The heart-mind connection may well have more than psychological or spiritual implications when it comes to the way we live and how we choose our livelihoods than we ever imagined. I saw Crack in the Cosmic Egg author and educator Joseph Chilton Pearce speak last year about his 2007 book The Death of Religion and the Rebirth of Spirit: A Return to the Intelligence of the Heart and what really struck me in his discussion of current neuroscientific discoveries about the brain and the heart was this comment:
“The idea that we can think with our hearts is no longer just a metaphor, but is, in fact, a very real phenomenon. We now know this because the combined research of two or three fields is proving that the heart is the major center of intelligence in human beings.”
Pearce states that more than 65% of the cells of the human heart are actually neural cells, not just muscle cells as once believed, and that they are identical to brain cells with the same connecting links and neurotransmitters. He goes on to talk about the way the brain and the heart are engaged in a constant communication that we are not consciously aware of, a process that keeps the body working as a harmonious whole. Pearce believes the emotional brain makes a qualitative evaluation of our experiences, sends the information to the heart, and then the heart assists the brain in making an appropriate response.
It’s my opinion that Pearce’s supposition is bolstered by this little factoid from the world of brain research. Acclaimed neurologist, neuropsychiatrist and author of over fifteen books on the brain Richard Restak talks about science’s recognition of a cognitive unconscious: “Brain research was leading to the counterintuitive notion (that)…Our actions originate outside of our awareness; consciousness plays little part in determining how we respond to many aspects of the world around us. This is a heady and sobering thought: We don’t so much make decisions as our brain makes them for us.”
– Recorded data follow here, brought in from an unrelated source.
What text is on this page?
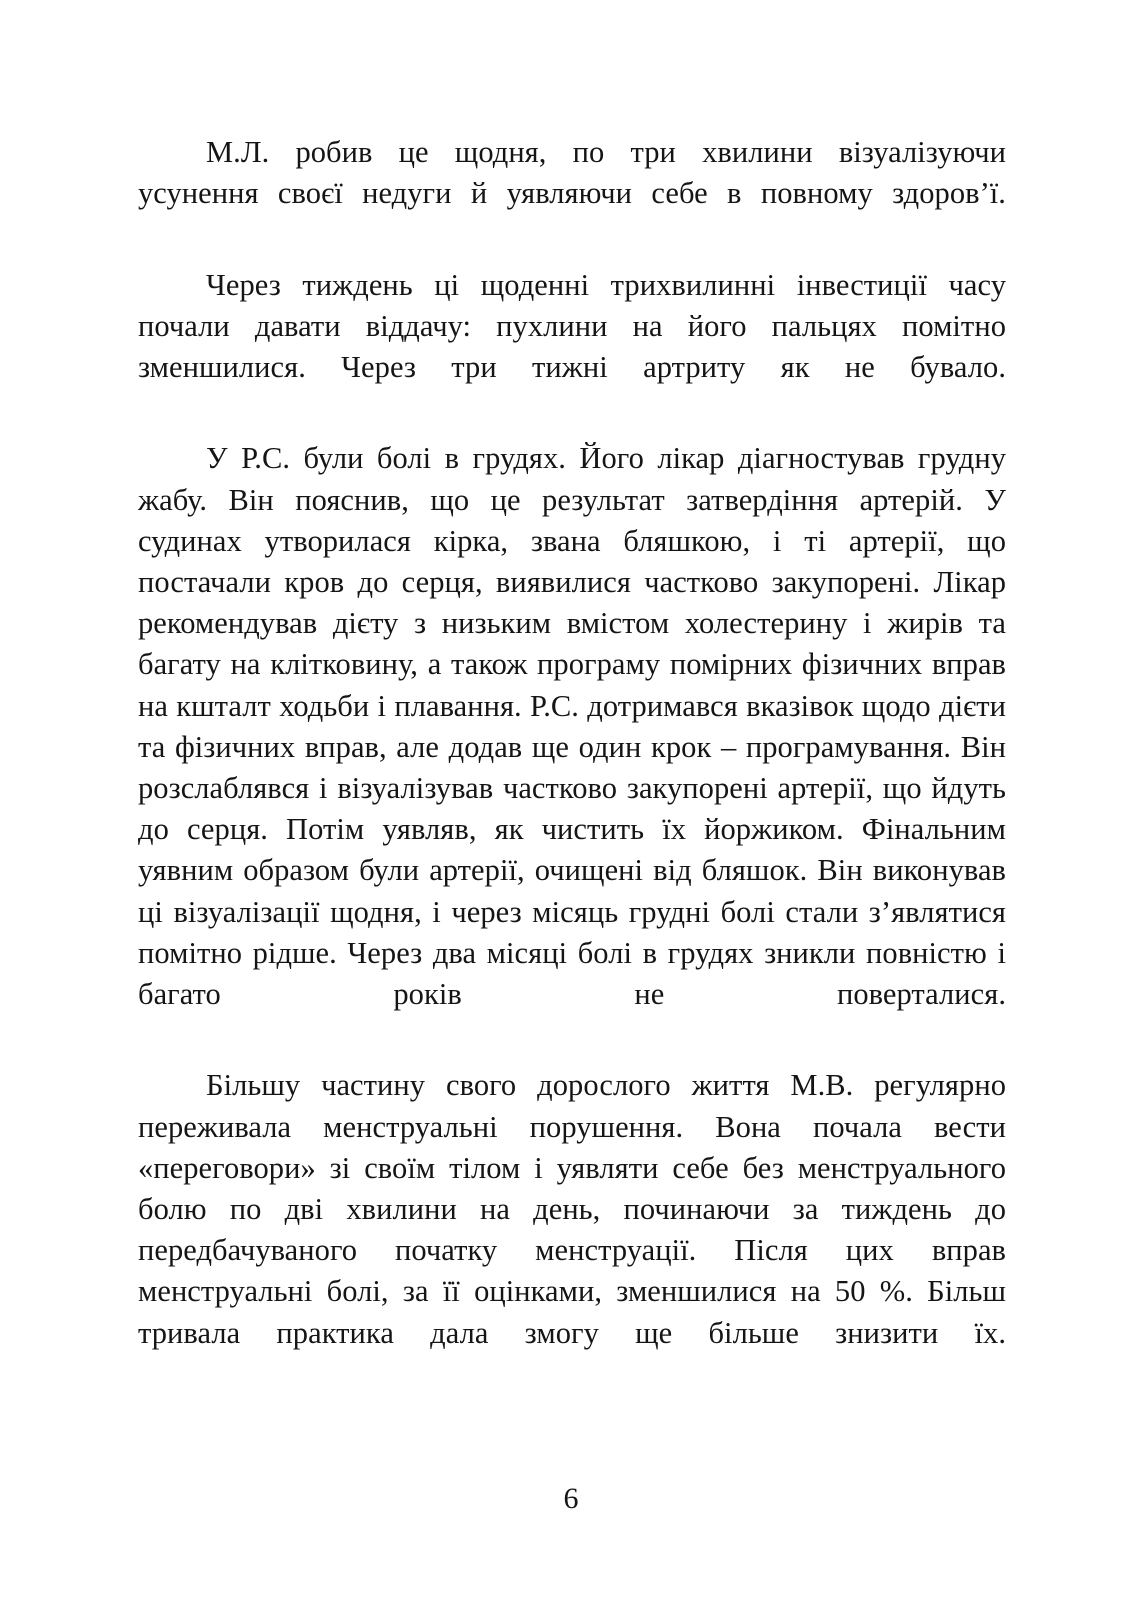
М.Л. робив це щодня, по три хвилини візуалізуючи усунення своєї недуги й уявляючи себе в повному здоров’ї.

Через тиждень ці щоденні трихвилинні інвестиції часу почали давати віддачу: пухлини на його пальцях помітно зменшилися. Через три тижні артриту як не бувало.

У Р.С. були болі в грудях. Його лікар діагностував грудну жабу. Він пояснив, що це результат затвердіння артерій. У судинах утворилася кірка, звана бляшкою, і ті артерії, що постачали кров до серця, виявилися частково закупорені. Лікар рекомендував дієту з низьким вмістом холестерину і жирів та багату на клітковину, а також програму помірних фізичних вправ на кшталт ходьби і плавання. Р.С. дотримався вказівок щодо дієти та фізичних вправ, але додав ще один крок – програмування. Він розслаблявся і візуалізував частково закупорені артерії, що йдуть до серця. Потім уявляв, як чистить їх йоржиком. Фінальним уявним образом були артерії, очищені від бляшок. Він виконував ці візуалізації щодня, і через місяць грудні болі стали з’являтися помітно рідше. Через два місяці болі в грудях зникли повністю і багато років не поверталися.

Більшу частину свого дорослого життя М.В. регулярно переживала менструальні порушення. Вона почала вести «переговори» зі своїм тілом і уявляти себе без менструального болю по дві хвилини на день, починаючи за тиждень до передбачуваного початку менструації. Після цих вправ менструальні болі, за її оцінками, зменшилися на 50 %. Більш тривала практика дала змогу ще більше знизити їх.

6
So what happens when you combine the idea that our heart is more than just a pump and our brain acts in ways of which we are not conscious? You get a whole new picture of how we really make choices in our lives. Both Pearce and Restak contend that the mere recognition that we may not “own” all our actions at a fully conscious level is just the beginning of the unraveling the mysteries of the human mind. Advances in technology for measuring and imaging brain activity, coupled with a growing curiosity about just how much we can raise our awareness of this mental/physical process that occurs below our normal conscious radar are taking researchers in a number of fascinating directions. It will be interesting to see just where the exploration of the heart-mind connection in practices such as meditation, new and improved biofeedback techniques and mindfulness training takes us.
The jury is still out whether our hearts are more intelligent and actively involved in our decisions than we think, but I’m betting there’s more wisdom in the heart-centered metaphors that have been passed down in our language for eons than we have ever acknowledged. My guess is we just have to remember to always make room for our heart’s point-of-view. I like Jacques Benigne Bossuel’s take on the whole heart-brain issue–“The heart has reasons that reason does not understand.” Sometimes we just have to let our brain get out of the way.